Humbert Humbert, mad with grief, searches for his beloved Dolores for years and years with no avail until it’s Dolores herself that sends him a letter.
Now seventeen and pregnant, married to good-hearted but poor Richard F. Schiller, she is in dire need of money (yeah, just how desperate do you have to be to ask your former rapist for money?). She had abandoned Quilty years earlier, after refusing to star in one of his erotic movies, and she is still heartbroken over him, but determined to start a new life with his husband in Canada.
Humbert asks her one more time to come with him, but when she refuses, he simply gives her four thousand dollars (quite a sum back then), says goodbye, and travels back to Quilty’s house where he shoots him to death, avenging his Lolita.
After being caught by authorities, he writes down his memoirs, severely repenting the way he had polluted his Lo’s life, and asking for the book to be published only when both him and his «daughter» have died. Both deaths occur shortly afterwards (he dies of coronary disease, she of childbirth), and so Lolita the novel is born.

I could have chosen another book, another story, another topic to start with my blog. Something more likely to let you sleep at night. I could have turned my parental control on. I could have…but I won’t.
Because it doesn’t matter how disturbed the story is, or how deeply uncomfortable it leaves the reader. This book is, in my opinion, the closest thing to a literary paradise we mortals can hope to get.
Lolita shows us everything that humans shouldn’t be and yet are. Every twisted, dark demon that snickers in the depths of our psyche, with all the depravity of a Donald Trump grabbing your p*****s, and all the darkness and death and sex and betrayal you can find on a Game of Thrones episode. All is grey. Is it Humbert the culprit, exploiting the innocence of a twelve-year-old girl? Or is it Lolita who seduces him? Is Humbert’s feelings for her love, or just cursed lust?

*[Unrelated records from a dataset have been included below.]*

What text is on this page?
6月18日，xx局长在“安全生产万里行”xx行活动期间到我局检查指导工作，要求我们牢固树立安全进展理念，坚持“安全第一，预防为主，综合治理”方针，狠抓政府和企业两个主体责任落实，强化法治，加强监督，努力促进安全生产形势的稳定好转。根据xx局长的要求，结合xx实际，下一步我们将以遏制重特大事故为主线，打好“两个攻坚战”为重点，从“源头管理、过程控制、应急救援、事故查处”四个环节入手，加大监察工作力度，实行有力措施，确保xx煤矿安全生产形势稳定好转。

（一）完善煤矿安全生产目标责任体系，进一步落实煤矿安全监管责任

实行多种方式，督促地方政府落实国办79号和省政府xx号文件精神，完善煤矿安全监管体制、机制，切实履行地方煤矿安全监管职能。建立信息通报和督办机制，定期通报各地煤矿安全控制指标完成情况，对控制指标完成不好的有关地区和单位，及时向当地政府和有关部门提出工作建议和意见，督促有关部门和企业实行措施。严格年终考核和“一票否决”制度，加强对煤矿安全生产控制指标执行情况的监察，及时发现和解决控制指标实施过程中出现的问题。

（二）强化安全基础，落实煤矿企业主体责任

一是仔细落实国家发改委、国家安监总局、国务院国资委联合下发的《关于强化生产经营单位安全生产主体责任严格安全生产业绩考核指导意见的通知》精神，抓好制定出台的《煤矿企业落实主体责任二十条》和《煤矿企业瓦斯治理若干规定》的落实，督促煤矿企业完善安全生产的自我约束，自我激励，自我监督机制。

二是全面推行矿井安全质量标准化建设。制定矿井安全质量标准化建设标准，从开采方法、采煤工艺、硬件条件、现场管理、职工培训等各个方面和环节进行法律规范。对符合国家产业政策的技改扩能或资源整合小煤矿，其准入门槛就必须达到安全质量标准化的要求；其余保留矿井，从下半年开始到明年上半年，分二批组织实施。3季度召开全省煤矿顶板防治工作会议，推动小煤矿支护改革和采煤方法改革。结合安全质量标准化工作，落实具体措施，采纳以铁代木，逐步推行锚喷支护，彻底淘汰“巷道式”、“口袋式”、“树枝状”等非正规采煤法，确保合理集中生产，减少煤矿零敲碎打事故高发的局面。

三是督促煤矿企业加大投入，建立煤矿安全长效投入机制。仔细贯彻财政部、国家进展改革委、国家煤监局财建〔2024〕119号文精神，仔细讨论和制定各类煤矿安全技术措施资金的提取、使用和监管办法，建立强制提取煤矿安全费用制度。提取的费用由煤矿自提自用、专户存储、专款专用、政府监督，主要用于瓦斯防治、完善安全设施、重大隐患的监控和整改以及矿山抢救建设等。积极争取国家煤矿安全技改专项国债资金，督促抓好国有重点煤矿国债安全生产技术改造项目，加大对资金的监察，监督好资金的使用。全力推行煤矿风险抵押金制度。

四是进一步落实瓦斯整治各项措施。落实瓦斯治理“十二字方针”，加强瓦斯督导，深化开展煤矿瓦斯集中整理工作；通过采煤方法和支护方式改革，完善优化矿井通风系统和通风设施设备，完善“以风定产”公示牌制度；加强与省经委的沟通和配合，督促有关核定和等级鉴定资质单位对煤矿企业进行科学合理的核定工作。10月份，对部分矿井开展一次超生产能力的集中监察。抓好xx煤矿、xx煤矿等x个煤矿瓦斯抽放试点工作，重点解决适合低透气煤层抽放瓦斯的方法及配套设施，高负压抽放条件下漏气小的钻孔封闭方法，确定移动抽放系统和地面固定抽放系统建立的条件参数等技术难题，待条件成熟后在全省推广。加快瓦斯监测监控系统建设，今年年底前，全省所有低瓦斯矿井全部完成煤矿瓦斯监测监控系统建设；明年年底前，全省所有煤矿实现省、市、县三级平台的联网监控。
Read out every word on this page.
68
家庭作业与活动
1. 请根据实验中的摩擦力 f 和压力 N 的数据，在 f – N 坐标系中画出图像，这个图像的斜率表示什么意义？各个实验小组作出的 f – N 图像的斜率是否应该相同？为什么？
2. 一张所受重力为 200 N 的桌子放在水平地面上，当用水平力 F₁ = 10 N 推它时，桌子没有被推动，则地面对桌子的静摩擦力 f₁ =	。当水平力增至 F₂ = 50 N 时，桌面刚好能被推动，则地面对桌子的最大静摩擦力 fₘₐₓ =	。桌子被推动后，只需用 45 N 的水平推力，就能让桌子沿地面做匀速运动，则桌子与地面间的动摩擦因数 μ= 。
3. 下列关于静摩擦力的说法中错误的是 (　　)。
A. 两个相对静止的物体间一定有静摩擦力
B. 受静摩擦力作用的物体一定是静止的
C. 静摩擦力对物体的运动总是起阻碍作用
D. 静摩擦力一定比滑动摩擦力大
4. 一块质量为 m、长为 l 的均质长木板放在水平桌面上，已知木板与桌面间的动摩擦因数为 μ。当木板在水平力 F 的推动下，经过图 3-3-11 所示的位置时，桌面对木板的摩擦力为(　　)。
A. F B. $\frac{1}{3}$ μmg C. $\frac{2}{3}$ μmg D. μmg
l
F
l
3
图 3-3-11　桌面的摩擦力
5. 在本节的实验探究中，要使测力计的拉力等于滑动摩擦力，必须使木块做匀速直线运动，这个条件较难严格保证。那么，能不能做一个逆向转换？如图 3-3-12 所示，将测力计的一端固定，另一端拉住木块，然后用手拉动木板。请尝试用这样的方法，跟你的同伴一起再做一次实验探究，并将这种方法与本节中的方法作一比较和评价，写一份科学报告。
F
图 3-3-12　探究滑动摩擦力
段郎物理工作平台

And yet Nabokov is not De Sade, and that leaves us angry as hell. Because it is not fair – it is not, dammit – to find among these pages also all us people can and should be. Why is it a monster like Humbert the one endowed with such a perfect talent for lyricism? Why is it him that can speak of love in such an heartbreaking way, in such a beautiful way, so beautiful that you almost (well, almost) forget that he is the  lowest scum on Earth?
You read of love and passion and pain, and every line is a masterpiece, until you realize that us humans are all flawed, we are all Lolita and we are all Humbert. All mankind, with his glory and his depravity, trapped in a few printed pages. Nabokov’s writing, nothing short of bookporn, is freakin’ everything, there’s no way around it. Damn you, Vlad. Why did you do this to us?
Well, thank you for doing this to us, anyway.

And so, I decided to start by encouraging you to read this novel (save for therapy beforehand, tho. You might need it, not gonna lie). If I have to write about literature, I have to start from the worst and best book in the world.
And as for the title of this blog, yes, it comes from this very book. «And the rest» Humbert Humbert says, «is rust and stardust». This is all that remains to us when we’re gone: maybe our rusty remains, but mixed along with it, the dust from all the stars we tried to reach.